So, the (two sets of) regulations providing for the 2 weeks’ of bereavement leave have been published. One set of regulations deal with Pay and the other set deal with leave. Clearly, too difficult to put pay and leave in the same set of regulations! if you are particularly interested in the actual regulations themselves, you can download them here:
A huge amount of credit should be given to Lucy Herd, the mother of Jack Herd. Lucy has campaigned for over 10 years for bereavement leave to be provided to parents. The law is to be known as "Jack's Law" in memory of her son Jack.
Set out below is a summary of the provisions of both sets of regulations:
1. To qualify for pay you must be: the parent, the adoptive parent, an intended parent or the partner of the parent. There are some complex provisions re the adoption, prospective adopters and intended parents which I won’t address here!
2. The bereavement leave applies if the parents lose a child under the age of 18 or suffer a stillbirth from 24 weeks of pregnancy.
3. There is no service requirement relating to length of employment. It is a “day one” employment right.
4. The right to Statutory Parental Bereavement Pay (SPBP) is at the statutory rate of £151.20, subject to future increases or 90% of normal weekly earnings, whichever is the lower.
5. SPBP will be administered by employers in the same way as existing family-related statutory payments such as Statutory Paternity Pay.
6. It takes effect from 6 April 2020.
7. The period of pay and leave is 2 weeks. It can be taken in a block of 2 weeks or two discontinuous weeks. The leave must be taken within 56 weeks of the death of the child.

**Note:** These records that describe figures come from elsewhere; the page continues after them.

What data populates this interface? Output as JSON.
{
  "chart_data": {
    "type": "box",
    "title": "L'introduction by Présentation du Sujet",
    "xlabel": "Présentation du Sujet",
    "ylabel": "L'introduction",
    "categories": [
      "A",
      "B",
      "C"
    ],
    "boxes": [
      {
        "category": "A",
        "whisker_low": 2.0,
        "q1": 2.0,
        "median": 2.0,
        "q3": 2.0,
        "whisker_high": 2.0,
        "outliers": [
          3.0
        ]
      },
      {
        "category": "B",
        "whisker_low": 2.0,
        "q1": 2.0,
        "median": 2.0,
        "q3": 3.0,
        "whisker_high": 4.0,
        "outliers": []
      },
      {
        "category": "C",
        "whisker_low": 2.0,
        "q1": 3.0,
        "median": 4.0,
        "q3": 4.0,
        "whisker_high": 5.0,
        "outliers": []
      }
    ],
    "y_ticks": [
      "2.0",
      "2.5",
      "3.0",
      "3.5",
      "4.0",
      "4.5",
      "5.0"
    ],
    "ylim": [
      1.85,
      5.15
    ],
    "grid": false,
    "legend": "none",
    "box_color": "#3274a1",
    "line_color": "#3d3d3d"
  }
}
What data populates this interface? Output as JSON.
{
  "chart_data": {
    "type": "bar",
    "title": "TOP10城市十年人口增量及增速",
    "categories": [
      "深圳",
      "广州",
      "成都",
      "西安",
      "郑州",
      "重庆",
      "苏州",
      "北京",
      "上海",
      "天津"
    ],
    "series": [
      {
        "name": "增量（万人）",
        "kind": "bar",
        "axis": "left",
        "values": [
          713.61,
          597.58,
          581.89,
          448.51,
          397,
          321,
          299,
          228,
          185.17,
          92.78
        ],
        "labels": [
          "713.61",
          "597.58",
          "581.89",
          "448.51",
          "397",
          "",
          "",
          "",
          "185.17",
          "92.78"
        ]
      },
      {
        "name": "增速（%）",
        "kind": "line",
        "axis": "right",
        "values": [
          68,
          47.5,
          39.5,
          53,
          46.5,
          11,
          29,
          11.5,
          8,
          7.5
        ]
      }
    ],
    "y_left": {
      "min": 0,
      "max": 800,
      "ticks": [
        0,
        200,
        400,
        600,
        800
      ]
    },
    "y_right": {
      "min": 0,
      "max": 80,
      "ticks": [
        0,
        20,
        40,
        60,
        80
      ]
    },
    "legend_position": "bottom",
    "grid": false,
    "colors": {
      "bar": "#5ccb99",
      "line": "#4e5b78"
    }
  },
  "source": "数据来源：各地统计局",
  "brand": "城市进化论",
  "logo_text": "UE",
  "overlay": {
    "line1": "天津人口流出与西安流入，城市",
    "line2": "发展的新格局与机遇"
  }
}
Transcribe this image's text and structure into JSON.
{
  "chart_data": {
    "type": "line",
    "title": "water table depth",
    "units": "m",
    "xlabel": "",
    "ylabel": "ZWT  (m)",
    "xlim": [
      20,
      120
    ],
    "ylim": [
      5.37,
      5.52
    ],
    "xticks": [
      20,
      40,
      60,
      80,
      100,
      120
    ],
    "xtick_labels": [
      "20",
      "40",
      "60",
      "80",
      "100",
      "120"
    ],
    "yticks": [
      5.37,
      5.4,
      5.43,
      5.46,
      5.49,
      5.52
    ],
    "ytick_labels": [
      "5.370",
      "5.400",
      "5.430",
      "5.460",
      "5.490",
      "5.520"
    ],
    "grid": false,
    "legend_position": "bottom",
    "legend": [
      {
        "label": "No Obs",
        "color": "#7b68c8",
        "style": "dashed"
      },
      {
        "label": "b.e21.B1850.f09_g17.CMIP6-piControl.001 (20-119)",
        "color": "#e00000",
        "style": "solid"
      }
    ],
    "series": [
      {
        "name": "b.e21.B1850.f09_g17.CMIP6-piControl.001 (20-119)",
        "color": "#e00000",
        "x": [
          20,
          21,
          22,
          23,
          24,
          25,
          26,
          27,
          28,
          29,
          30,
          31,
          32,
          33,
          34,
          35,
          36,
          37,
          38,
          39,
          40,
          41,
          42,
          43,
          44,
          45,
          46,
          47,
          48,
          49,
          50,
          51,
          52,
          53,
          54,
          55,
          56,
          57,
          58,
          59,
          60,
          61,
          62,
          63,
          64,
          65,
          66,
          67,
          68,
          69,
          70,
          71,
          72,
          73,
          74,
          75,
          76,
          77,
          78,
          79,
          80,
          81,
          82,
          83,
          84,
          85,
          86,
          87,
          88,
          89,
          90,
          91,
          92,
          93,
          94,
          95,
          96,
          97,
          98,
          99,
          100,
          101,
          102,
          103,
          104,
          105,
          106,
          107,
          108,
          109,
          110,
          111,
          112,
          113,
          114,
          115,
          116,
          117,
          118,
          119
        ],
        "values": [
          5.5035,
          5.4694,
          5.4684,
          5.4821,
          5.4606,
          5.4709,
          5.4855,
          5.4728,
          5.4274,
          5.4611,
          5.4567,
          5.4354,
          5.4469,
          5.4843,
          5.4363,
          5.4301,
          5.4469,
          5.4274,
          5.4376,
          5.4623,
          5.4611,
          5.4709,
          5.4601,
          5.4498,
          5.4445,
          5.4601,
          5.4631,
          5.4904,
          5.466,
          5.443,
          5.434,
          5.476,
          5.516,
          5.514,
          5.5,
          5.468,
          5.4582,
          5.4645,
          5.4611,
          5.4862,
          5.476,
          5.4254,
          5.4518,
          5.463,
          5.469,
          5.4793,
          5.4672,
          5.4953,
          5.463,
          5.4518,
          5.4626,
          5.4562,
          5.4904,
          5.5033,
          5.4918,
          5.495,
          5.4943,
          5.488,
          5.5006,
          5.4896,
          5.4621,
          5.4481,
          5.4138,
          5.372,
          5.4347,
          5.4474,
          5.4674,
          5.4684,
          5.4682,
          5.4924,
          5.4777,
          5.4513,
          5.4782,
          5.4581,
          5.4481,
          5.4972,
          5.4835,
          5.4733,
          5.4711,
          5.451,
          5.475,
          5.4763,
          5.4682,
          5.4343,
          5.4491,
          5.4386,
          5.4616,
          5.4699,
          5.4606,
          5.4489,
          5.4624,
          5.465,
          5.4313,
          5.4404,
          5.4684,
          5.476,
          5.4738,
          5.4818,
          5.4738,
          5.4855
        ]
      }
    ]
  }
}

8. An employee does not need to provide notice in writing to their employer, but the length of notice required to book and cancel parental bereavement leave will vary depending on whether the period the employee intends to take as parental bereavement leave falls within 56 days of the child’s death or later. If the employee wishes to take leave within 56 days of the death of their child the notice required to be provided by them is:
(1) before they are due to start work on their first day of absence from work in that week, or
(2) in a case where it is not reasonably practicable for the employee to give notice before they start work on the first day of absence, as soon as is reasonably practicable.
9. If the bereavement leave is to occur more than 56 days after the death of their child the notice they must provide 1 weeks’ notice.
10. To be entitled to SPBP parents must provide a written declaration, on the first occasion that they give notice, that they meet one of the relevant conditions as to relationship with the child who has died.
11. The right to pay and leave is limited to employees. It does not extend to workers.
12. In the very sad and unfortunate circumstances where the parent loses more than one child, they will be entitled to pay and leave in respect of each child.
13. A former employer can be liable to make payments of statutory parental bereavement pay to a former employee in any case where the employee had been employed for a continuous period of at least 8 weeks and the employment was ended with the sole or main purpose of avoiding liability to pay the SPBP.
14. Quite rightly, anyone entitled to the leave is protected from detriment or dismissal because they took or sought to take the leave.
We will be publishing our template policies and letters shortly. Please contact us if you would like advice on writing, drafting and implementation.
Matt Huggett, Partner
07496 126 266
Lucy Herd said: In the immediate aftermath of a child dying, parents have to cope with their own loss, the grief of their wider family, including other children, as well as a vast amount of administrative paperwork and other arrangements. A sudden or accidental death may require a post-mortem or inquest; there is a funeral to arrange; and there are many other organisations to contact, from schools to benefit offices. When I started this campaign 10 years ago after the death of my son Jack, I always hoped that a positive change would happen in his memory. Knowing that nearly 10 years of campaigning has helped create ‘Jack’s Law’ is the most wonderful feeling, but it is bittersweet at the same time. I am so grateful to all those involved who have helped make this possible. I was told many times that I would not succeed but Jack’s Law will now ensure that bereaved parents are better protected in the future.